Ich entschied mich für zweiteres und anstatt einer Positionsverbesserung fand ich mich plötzlich als ca. 40er wieder. Aber noch wollte ich nicht aufstecken, irgendwie gingen ein paar Löcher auf und bei der 200er-Marke hatte ich freie Fahrt. Leider war „nur“ mehr der 15. Platz im Spurt und der 20. Gesamtrang für mich drinnen. Einige Meter hinter der Linie war ich schon an fast allen vorbei, aber wie schon unser Stefan Schneider immer sprach: „ war i wurn....!“
Als 20er konnte ich aber als bester Österreicher an der eindrucksvollen Preisverteilung im Zentrum teilnehmen und bei 20 Preisträgern auch die Glückwünsche des UCI-Komissärs entgegen nehmen.

Ergebnis:
116 Kilometer, Schnitt: 45,15 Km/h (schnellster Rennschnitt aller Klassen)
1. De Maerteleire Kenny - BEL
2. Yates Sean - GBR
3. Emminger Christian - SUI
4. Mc Lean Andrew - RSA
5. Maretti Dennis - FRA
20. Alfon Michael - AUT

Bei der 15 Minuten zuvor gestarteten Klasse 5, konnte Ex-Weltmeister Ludwig Kronfuss nach einem sehr starken Rennen in einer 11-köpfigen Spitzengruppe den hervorragenden 7. Platz belegen. Er mußte sich einer ausländischen Übermacht und den daraus resultierenden ständigen Attacken geschlagen geben. Auch lancierte er den Sprint von der Spitze weg bereits bei 300-Meter wohl etwas zu früh....

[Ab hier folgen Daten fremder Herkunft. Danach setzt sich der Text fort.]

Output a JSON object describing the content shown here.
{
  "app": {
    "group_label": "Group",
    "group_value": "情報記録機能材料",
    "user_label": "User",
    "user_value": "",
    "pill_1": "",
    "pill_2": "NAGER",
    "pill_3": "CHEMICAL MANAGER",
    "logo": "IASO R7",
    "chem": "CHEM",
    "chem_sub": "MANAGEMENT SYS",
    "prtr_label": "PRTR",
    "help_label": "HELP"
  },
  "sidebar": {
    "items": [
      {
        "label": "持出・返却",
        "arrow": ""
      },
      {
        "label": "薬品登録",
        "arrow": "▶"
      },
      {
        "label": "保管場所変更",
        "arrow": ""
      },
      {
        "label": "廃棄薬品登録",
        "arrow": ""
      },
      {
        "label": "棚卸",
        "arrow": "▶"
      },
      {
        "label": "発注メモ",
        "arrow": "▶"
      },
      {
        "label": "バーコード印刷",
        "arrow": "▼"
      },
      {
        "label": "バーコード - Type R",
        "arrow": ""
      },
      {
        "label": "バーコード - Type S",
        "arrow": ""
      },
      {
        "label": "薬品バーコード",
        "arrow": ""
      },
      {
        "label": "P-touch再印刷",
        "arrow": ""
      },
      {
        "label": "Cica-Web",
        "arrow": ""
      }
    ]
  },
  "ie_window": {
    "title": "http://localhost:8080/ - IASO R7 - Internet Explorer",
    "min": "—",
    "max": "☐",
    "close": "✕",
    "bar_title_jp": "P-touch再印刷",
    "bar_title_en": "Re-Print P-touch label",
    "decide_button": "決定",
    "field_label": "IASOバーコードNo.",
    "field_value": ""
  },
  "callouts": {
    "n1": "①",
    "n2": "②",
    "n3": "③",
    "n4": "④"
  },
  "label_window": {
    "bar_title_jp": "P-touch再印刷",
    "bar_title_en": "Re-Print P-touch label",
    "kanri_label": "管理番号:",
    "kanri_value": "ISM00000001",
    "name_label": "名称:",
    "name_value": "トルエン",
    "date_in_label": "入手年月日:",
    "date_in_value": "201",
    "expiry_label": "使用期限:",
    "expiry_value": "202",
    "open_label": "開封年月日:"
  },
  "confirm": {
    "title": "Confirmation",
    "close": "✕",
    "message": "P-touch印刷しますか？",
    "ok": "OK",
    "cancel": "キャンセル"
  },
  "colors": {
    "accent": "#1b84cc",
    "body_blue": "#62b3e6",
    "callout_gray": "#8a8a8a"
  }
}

Herzliche Gratulation, Ludwig!

Nachdenklicher Blick auf das grosse Starterfeld
Noch 10 Minuten bis zum Start, der Puls steigt...(er sollte später noch auf 180 und im Schnitt auf 149 steigen)
Christian Glaner's Komentar: "Hearst Michl, du bist a Talent ...."
Ludwig Kronfuss wird als 7.er in seiner Klasse geehrt.